Les universités vivront ce processus de différentes manières, selon leur position dans le paysage de l'enseignement supérieur. Les institutions en difficulté seront menacées par de nouveaux entrants qui cherchent à reproduire ce qu'elles font, mais elles trouveront également des opportunités de développer de nouveaux types de partenariats qui leur permettront de pivoter et de réinventer leur avenir.

Des collèges et universités plus prestigieux trouveront beaucoup d'avantages. Ils auront l'occasion de repenser la façon dont ils répondent aux besoins des élèves. Cela peut leur permettre de se concentrer davantage sur leur objectif principal – l'entreprise universitaire et l'expérience des étudiants. Cela générera également des revenus pour les institutions qui peuvent être créatives.

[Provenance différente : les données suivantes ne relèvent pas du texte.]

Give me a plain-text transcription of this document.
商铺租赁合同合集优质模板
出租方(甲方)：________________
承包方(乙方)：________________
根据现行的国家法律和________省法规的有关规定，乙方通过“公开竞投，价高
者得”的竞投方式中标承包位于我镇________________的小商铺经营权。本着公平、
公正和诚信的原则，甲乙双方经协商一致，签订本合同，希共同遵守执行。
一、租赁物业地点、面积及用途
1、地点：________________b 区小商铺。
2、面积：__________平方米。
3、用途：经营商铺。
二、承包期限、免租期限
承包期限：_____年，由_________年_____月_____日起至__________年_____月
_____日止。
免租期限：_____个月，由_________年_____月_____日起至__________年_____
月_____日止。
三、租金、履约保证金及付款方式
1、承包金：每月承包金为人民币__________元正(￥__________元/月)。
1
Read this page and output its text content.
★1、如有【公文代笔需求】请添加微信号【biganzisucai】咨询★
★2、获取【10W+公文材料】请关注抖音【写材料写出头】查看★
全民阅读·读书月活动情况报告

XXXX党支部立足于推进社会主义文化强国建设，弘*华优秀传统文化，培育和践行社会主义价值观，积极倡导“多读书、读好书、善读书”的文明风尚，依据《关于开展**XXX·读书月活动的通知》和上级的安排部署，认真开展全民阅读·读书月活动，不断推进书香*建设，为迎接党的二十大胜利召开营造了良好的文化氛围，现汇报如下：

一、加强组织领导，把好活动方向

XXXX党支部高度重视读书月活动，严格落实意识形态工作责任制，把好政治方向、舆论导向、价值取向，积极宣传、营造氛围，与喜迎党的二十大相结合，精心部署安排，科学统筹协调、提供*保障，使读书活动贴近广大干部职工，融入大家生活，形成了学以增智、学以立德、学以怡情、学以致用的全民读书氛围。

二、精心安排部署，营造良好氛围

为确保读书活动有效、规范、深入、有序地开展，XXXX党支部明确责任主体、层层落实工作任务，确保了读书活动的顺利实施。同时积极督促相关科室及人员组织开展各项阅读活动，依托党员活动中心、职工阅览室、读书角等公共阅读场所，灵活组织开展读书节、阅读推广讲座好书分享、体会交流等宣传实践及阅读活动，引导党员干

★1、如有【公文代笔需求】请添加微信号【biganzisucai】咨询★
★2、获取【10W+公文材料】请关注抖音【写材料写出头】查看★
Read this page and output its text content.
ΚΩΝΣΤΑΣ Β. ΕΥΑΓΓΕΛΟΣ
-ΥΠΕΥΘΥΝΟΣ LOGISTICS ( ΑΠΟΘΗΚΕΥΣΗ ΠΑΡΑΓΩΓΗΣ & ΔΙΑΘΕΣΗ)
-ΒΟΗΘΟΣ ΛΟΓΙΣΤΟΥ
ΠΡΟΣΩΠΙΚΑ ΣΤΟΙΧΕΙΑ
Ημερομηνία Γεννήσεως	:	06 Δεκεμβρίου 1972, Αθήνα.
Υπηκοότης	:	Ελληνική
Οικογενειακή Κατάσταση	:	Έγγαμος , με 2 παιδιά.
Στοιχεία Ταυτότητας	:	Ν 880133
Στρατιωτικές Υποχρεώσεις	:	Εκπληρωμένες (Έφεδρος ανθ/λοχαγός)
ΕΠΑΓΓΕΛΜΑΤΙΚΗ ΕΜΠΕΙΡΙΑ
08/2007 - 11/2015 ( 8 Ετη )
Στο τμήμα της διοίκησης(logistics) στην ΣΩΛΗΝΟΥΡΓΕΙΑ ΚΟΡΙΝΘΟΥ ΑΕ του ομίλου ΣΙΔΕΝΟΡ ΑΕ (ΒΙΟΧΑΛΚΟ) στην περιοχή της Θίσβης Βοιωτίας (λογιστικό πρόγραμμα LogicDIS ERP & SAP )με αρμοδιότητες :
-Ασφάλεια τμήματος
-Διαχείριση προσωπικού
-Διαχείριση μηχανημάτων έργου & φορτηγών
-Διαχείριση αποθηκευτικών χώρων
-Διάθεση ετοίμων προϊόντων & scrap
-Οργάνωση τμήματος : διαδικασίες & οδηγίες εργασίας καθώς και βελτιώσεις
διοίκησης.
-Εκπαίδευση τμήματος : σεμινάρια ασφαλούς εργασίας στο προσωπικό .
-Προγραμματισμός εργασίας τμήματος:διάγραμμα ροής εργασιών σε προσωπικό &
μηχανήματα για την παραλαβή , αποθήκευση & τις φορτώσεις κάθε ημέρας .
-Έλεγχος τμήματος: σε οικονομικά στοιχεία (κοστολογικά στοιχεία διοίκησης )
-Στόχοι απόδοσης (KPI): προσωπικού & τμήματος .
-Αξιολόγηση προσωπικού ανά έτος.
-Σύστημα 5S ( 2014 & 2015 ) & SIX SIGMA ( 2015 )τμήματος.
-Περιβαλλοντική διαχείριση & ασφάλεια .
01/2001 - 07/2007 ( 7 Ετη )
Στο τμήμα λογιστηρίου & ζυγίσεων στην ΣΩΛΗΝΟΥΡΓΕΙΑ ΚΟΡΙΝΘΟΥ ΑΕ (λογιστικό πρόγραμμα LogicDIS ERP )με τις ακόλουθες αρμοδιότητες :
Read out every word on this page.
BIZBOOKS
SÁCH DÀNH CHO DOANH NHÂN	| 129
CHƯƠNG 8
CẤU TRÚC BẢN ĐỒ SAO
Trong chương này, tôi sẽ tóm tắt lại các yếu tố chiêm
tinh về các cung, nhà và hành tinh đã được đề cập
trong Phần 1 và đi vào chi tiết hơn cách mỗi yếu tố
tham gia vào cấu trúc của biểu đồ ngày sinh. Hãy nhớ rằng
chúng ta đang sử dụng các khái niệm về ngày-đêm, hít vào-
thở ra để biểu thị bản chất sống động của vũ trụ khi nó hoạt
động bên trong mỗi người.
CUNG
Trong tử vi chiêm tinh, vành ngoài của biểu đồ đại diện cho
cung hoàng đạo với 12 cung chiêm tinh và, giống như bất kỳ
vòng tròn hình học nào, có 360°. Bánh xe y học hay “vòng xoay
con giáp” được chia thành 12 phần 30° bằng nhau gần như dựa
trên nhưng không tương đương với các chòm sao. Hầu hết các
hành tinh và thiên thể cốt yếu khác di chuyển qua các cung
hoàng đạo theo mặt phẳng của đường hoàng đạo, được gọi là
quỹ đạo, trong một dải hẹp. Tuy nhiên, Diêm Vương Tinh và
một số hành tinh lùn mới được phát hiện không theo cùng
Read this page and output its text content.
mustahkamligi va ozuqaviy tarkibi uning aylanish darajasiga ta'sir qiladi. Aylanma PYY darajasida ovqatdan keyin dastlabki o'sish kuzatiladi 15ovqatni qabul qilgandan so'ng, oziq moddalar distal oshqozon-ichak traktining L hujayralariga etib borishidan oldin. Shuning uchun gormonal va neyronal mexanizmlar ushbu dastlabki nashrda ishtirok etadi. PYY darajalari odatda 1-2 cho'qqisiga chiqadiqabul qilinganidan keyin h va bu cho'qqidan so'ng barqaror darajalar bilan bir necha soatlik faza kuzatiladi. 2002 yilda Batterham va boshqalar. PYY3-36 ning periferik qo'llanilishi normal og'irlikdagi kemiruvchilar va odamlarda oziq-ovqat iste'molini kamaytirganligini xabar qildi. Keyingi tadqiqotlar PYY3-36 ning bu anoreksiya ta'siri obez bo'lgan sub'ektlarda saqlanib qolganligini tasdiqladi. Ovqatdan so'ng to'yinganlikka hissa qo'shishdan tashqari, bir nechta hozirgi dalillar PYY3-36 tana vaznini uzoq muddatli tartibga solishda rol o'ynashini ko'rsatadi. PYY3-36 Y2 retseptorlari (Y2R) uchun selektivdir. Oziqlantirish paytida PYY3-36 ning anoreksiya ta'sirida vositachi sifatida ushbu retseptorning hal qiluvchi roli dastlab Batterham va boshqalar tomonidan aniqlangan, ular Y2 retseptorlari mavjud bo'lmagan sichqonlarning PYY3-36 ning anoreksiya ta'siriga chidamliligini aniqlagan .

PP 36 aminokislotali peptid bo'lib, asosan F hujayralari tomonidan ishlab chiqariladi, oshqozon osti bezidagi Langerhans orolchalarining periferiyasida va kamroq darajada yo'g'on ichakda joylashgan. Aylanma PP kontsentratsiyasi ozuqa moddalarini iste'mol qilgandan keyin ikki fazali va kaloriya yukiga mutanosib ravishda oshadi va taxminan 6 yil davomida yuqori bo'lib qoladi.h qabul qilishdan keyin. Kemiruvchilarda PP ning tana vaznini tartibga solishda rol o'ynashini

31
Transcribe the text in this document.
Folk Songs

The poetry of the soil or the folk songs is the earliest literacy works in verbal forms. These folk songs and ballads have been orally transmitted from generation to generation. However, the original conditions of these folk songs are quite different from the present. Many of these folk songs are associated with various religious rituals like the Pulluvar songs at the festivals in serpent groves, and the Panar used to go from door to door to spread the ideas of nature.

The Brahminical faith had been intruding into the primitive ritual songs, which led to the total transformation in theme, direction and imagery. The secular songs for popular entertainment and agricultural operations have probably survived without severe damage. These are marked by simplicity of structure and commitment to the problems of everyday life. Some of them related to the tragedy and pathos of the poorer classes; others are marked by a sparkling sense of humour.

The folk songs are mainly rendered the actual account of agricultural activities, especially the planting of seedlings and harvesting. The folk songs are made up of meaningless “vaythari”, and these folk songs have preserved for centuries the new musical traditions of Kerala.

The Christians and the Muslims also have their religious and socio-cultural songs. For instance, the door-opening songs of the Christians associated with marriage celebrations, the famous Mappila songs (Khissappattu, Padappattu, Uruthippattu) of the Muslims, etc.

En d'autres termes, les établissements intelligents se concentreront avec précision sur qui ils servent et ce dont ces étudiants ont besoin et veulent. Ils réfléchiront eux-mêmes à ce qu'ils font bien et à l'endroit où ils veulent consacrer les ressources institutionnelles. Ils utiliseront une combinaison de dégroupage et de réassemblage pour mieux répondre aux besoins des étudiants qu'ils desservent.

Adam Weinberg est le président de l'Université Denison à Granville, Ohio.